Scaling-up co-designed adolescent mental health interventions

Lead Research Organisation: King's College London
Department Name: Health Service and Population Research

Abstract

Up to 1 in every 3 adolescent girls will experience a mental health condition during the pregnancy and the year after birth (known as the perinatal period). While the majority of adolescent pregnancies occur in sub-Saharan Africa, there is limited evidence as to what interventions can improve mental health outcomes in this setting. The Innovative approaches for adolescent periantal wellbeing (INSPIRE) project sought to address this gap in knowledge and care by developing solutions to improve adolescent perinatal mental health outcomes in rural and peri-urban settings in Kenya and Mozambique. Through this project the Thriving Mamas programme was developed. The programme is an enhanced antenatal course designed to provide adolescents with skills and knowledge related to pregnancy and child birth, caregiving, life skills, and family planning. During the course of the INSPIRE project, our engagment with key stakeholders highlighted the difficulties policymakers, health planners, and service providers had in integrating new interventions into existing services. Existing implementation guidelines and frameworks lack utility for those without practical integration experience. The current project (Scaling-up co-designed adolescent mental health interventions) focuses on this challenge. It aims to develop an effective and useable tookit to guide stakeholders through the process of adaptation and integration of adolescent mental health interventions.

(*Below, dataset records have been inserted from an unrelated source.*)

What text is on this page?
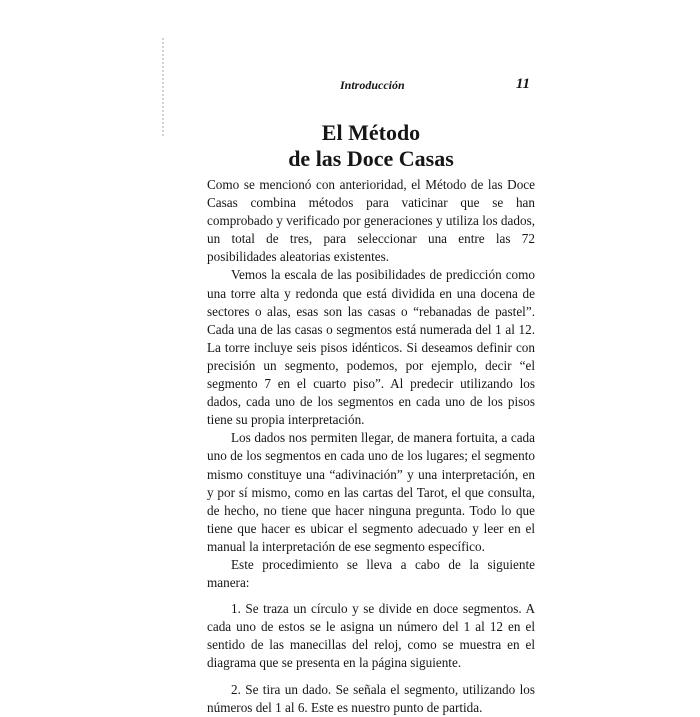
Introducción	11
El Método
de las Doce Casas

Como se mencionó con anterioridad, el Método de las Doce Casas combina métodos para vaticinar que se han comprobado y verificado por generaciones y utiliza los dados, un total de tres, para seleccionar una entre las 72 posibilidades aleatorias existentes.

Vemos la escala de las posibilidades de predicción como una torre alta y redonda que está dividida en una docena de sectores o alas, esas son las casas o “rebanadas de pastel”. Cada una de las casas o segmentos está numerada del 1 al 12. La torre incluye seis pisos idénticos. Si deseamos definir con precisión un segmento, podemos, por ejemplo, decir “el segmento 7 en el cuarto piso”. Al predecir utilizando los dados, cada uno de los segmentos en cada uno de los pisos tiene su propia interpretación.

Los dados nos permiten llegar, de manera fortuita, a cada uno de los segmentos en cada uno de los lugares; el segmento mismo constituye una “adivinación” y una interpretación, en y por sí mismo, como en las cartas del Tarot, el que consulta, de hecho, no tiene que hacer ninguna pregunta. Todo lo que tiene que hacer es ubicar el segmento adecuado y leer en el manual la interpretación de ese segmento específico.

Este procedimiento se lleva a cabo de la siguiente manera:

1. Se traza un círculo y se divide en doce segmentos. A cada uno de estos se le asigna un número del 1 al 12 en el sentido de las manecillas del reloj, como se muestra en el diagrama que se presenta en la página siguiente.

2. Se tira un dado. Se señala el segmento, utilizando los números del 1 al 6. Este es nuestro punto de partida.
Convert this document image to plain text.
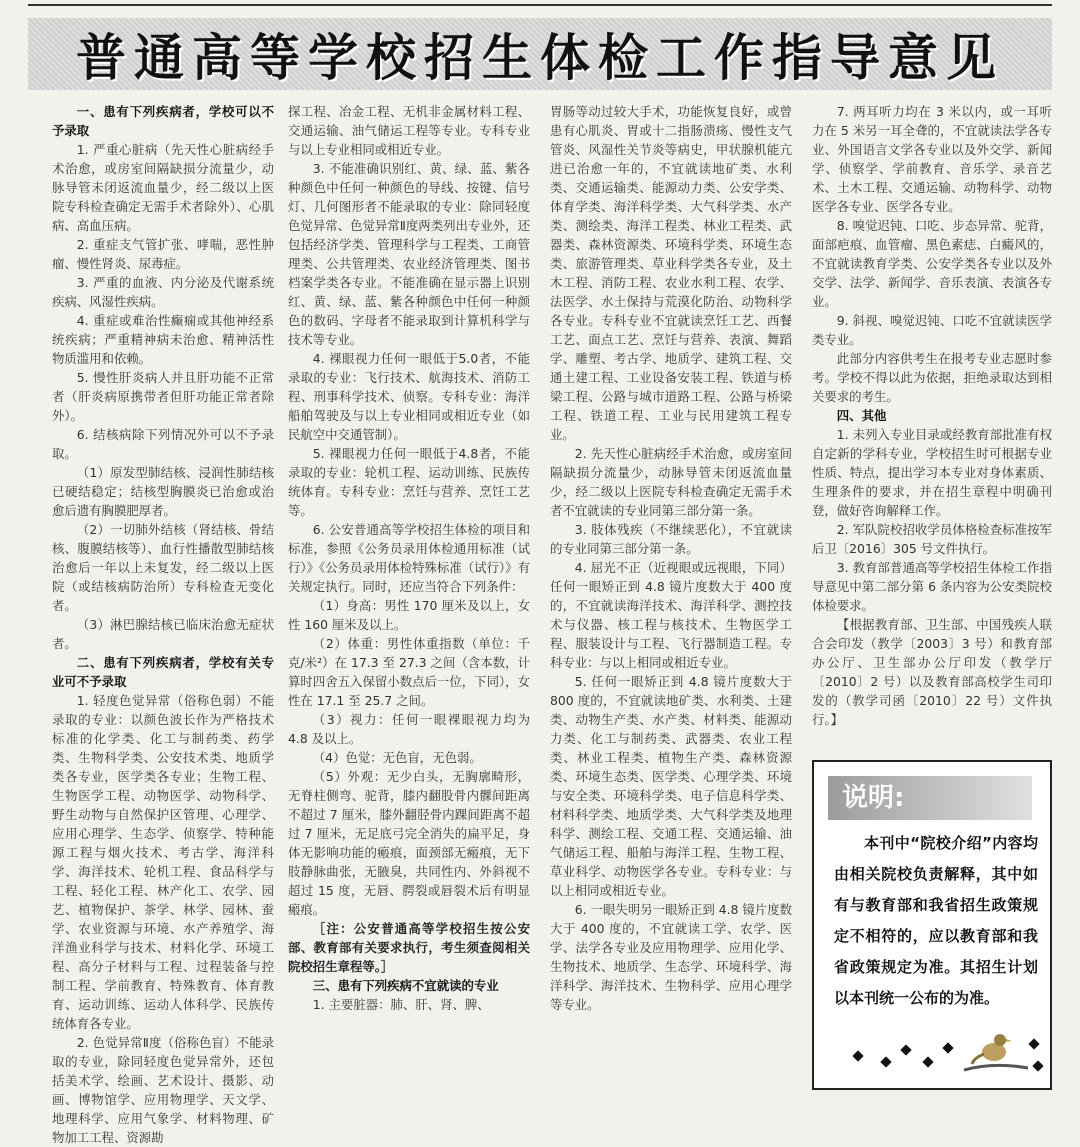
普通高等学校招生体检工作指导意见

一、患有下列疾病者，学校可以不予录取

1. 严重心脏病（先天性心脏病经手术治愈，或房室间隔缺损分流量少，动脉导管未闭返流血量少，经二级以上医院专科检查确定无需手术者除外）、心肌病、高血压病。

2. 重症支气管扩张、哮喘，恶性肿瘤、慢性肾炎、尿毒症。

3. 严重的血液、内分泌及代谢系统疾病、风湿性疾病。

4. 重症或难治性癫痫或其他神经系统疾病；严重精神病未治愈、精神活性物质滥用和依赖。

5. 慢性肝炎病人并且肝功能不正常者（肝炎病原携带者但肝功能正常者除外）。

6. 结核病除下列情况外可以不予录取。

（1）原发型肺结核、浸润性肺结核已硬结稳定；结核型胸膜炎已治愈或治愈后遗有胸膜肥厚者。

（2）一切肺外结核（肾结核、骨结核、腹膜结核等）、血行性播散型肺结核治愈后一年以上未复发，经二级以上医院（或结核病防治所）专科检查无变化者。

（3）淋巴腺结核已临床治愈无症状者。

二、患有下列疾病者，学校有关专业可不予录取

1. 轻度色觉异常（俗称色弱）不能录取的专业：以颜色波长作为严格技术标准的化学类、化工与制药类、药学类、生物科学类、公安技术类、地质学类各专业，医学类各专业；生物工程、生物医学工程、动物医学、动物科学、野生动物与自然保护区管理、心理学、应用心理学、生态学、侦察学、特种能源工程与烟火技术、考古学、海洋科学、海洋技术、轮机工程、食品科学与工程、轻化工程、林产化工、农学、园艺、植物保护、茶学、林学、园林、蚕学、农业资源与环境、水产养殖学、海洋渔业科学与技术、材料化学、环境工程、高分子材料与工程、过程装备与控制工程、学前教育、特殊教育、体育教育、运动训练、运动人体科学、民族传统体育各专业。

2. 色觉异常Ⅱ度（俗称色盲）不能录取的专业，除同轻度色觉异常外，还包括美术学、绘画、艺术设计、摄影、动画、博物馆学、应用物理学、天文学、地理科学、应用气象学、材料物理、矿物加工工程、资源勘

探工程、冶金工程、无机非金属材料工程、交通运输、油气储运工程等专业。专科专业与以上专业相同或相近专业。

3. 不能准确识别红、黄、绿、蓝、紫各种颜色中任何一种颜色的导线、按键、信号灯、几何图形者不能录取的专业：除同轻度色觉异常、色觉异常Ⅱ度两类列出专业外，还包括经济学类、管理科学与工程类、工商管理类、公共管理类、农业经济管理类、图书档案学类各专业。不能准确在显示器上识别红、黄、绿、蓝、紫各种颜色中任何一种颜色的数码、字母者不能录取到计算机科学与技术等专业。

4. 裸眼视力任何一眼低于5.0者，不能录取的专业：飞行技术、航海技术、消防工程、刑事科学技术、侦察。专科专业：海洋船舶驾驶及与以上专业相同或相近专业（如民航空中交通管制）。

5. 裸眼视力任何一眼低于4.8者，不能录取的专业：轮机工程、运动训练、民族传统体育。专科专业：烹饪与营养、烹饪工艺等。

6. 公安普通高等学校招生体检的项目和标准，参照《公务员录用体检通用标准（试行）》《公务员录用体检特殊标准（试行）》有关规定执行。同时，还应当符合下列条件：

（1）身高：男性 170 厘米及以上，女性 160 厘米及以上。

（2）体重：男性体重指数（单位：千克/米²）在 17.3 至 27.3 之间（含本数，计算时四舍五入保留小数点后一位，下同），女性在 17.1 至 25.7 之间。

（3）视力：任何一眼裸眼视力均为 4.8 及以上。

（4）色觉：无色盲，无色弱。

（5）外观：无少白头，无胸廓畸形，无脊柱侧弯、驼背，膝内翻股骨内髁间距离不超过 7 厘米，膝外翻胫骨内踝间距离不超过 7 厘米，无足底弓完全消失的扁平足，身体无影响功能的瘢痕，面颈部无瘢痕，无下肢静脉曲张，无腋臭，共同性内、外斜视不超过 15 度，无唇、腭裂或唇裂术后有明显瘢痕。

［注：公安普通高等学校招生按公安部、教育部有关要求执行，考生须查阅相关院校招生章程等。］

三、患有下列疾病不宜就读的专业

1. 主要脏器：肺、肝、肾、脾、

胃肠等动过较大手术，功能恢复良好，或曾患有心肌炎、胃或十二指肠溃疡、慢性支气管炎、风湿性关节炎等病史，甲状腺机能亢进已治愈一年的，不宜就读地矿类、水利类、交通运输类、能源动力类、公安学类、体育学类、海洋科学类、大气科学类、水产类、测绘类、海洋工程类、林业工程类、武器类、森林资源类、环境科学类、环境生态类、旅游管理类、草业科学类各专业，及土木工程、消防工程、农业水利工程、农学、法医学、水土保持与荒漠化防治、动物科学各专业。专科专业不宜就读烹饪工艺、西餐工艺、面点工艺、烹饪与营养、表演、舞蹈学、雕塑、考古学、地质学、建筑工程、交通土建工程、工业设备安装工程、铁道与桥梁工程、公路与城市道路工程、公路与桥梁工程、铁道工程、工业与民用建筑工程专业。

2. 先天性心脏病经手术治愈，或房室间隔缺损分流量少，动脉导管未闭返流血量少，经二级以上医院专科检查确定无需手术者不宜就读的专业同第三部分第一条。

3. 肢体残疾（不继续恶化），不宜就读的专业同第三部分第一条。

4. 屈光不正（近视眼或远视眼，下同）任何一眼矫正到 4.8 镜片度数大于 400 度的，不宜就读海洋技术、海洋科学、测控技术与仪器、核工程与核技术、生物医学工程、服装设计与工程、飞行器制造工程。专科专业：与以上相同或相近专业。

5. 任何一眼矫正到 4.8 镜片度数大于 800 度的，不宜就读地矿类、水利类、土建类、动物生产类、水产类、材料类、能源动力类、化工与制药类、武器类、农业工程类、林业工程类、植物生产类、森林资源类、环境生态类、医学类、心理学类、环境与安全类、环境科学类、电子信息科学类、材料科学类、地质学类、大气科学类及地理科学、测绘工程、交通工程、交通运输、油气储运工程、船舶与海洋工程、生物工程、草业科学、动物医学各专业。专科专业：与以上相同或相近专业。

6. 一眼失明另一眼矫正到 4.8 镜片度数大于 400 度的，不宜就读工学、农学、医学、法学各专业及应用物理学、应用化学、生物技术、地质学、生态学、环境科学、海洋科学、海洋技术、生物科学、应用心理学等专业。

7. 两耳听力均在 3 米以内，或一耳听力在 5 米另一耳全聋的，不宜就读法学各专业、外国语言文学各专业以及外交学、新闻学、侦察学、学前教育、音乐学、录音艺术、土木工程、交通运输、动物科学、动物医学各专业、医学各专业。

8. 嗅觉迟钝、口吃、步态异常、驼背，面部疤痕、血管瘤、黑色素痣、白癜风的，不宜就读教育学类、公安学类各专业以及外交学、法学、新闻学、音乐表演、表演各专业。

9. 斜视、嗅觉迟钝、口吃不宜就读医学类专业。

此部分内容供考生在报考专业志愿时参考。学校不得以此为依据，拒绝录取达到相关要求的考生。

四、其他

1. 未列入专业目录或经教育部批准有权自定新的学科专业，学校招生时可根据专业性质、特点，提出学习本专业对身体素质、生理条件的要求，并在招生章程中明确刊登，做好咨询解释工作。

2. 军队院校招收学员体格检查标准按军后卫〔2016〕305 号文件执行。

3. 教育部普通高等学校招生体检工作指导意见中第二部分第 6 条内容为公安类院校体检要求。

【根据教育部、卫生部、中国残疾人联合会印发（教学〔2003〕3 号）和教育部办公厅、卫生部办公厅印发（教学厅〔2010〕2 号）以及教育部高校学生司印发的（教学司函〔2010〕22 号）文件执行。】

说明:
本刊中“院校介绍”内容均由相关院校负责解释，其中如有与教育部和我省招生政策规定不相符的，应以教育部和我省政策规定为准。其招生计划以本刊统一公布的为准。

A draft operational toolkit for adaptation and delivery will be developed through a series of workshops with policymakers, techinical experts, service providers, and young people. The agreed toolkit will then be tested through the adaptation of the Thriving Mamas programme for delivery in Mombasa (Kenya) and Maputo (Mozambique). Throughout these processes, qualitative and quantitative data will be collected to better understand participants' experiences of engaging in co-design activities, the utility and comprehensiveness of the operational toolkit, and the percieved feasibility, acceptability, and appropriateness of the Thriving Mamas programme in a new, urban setting.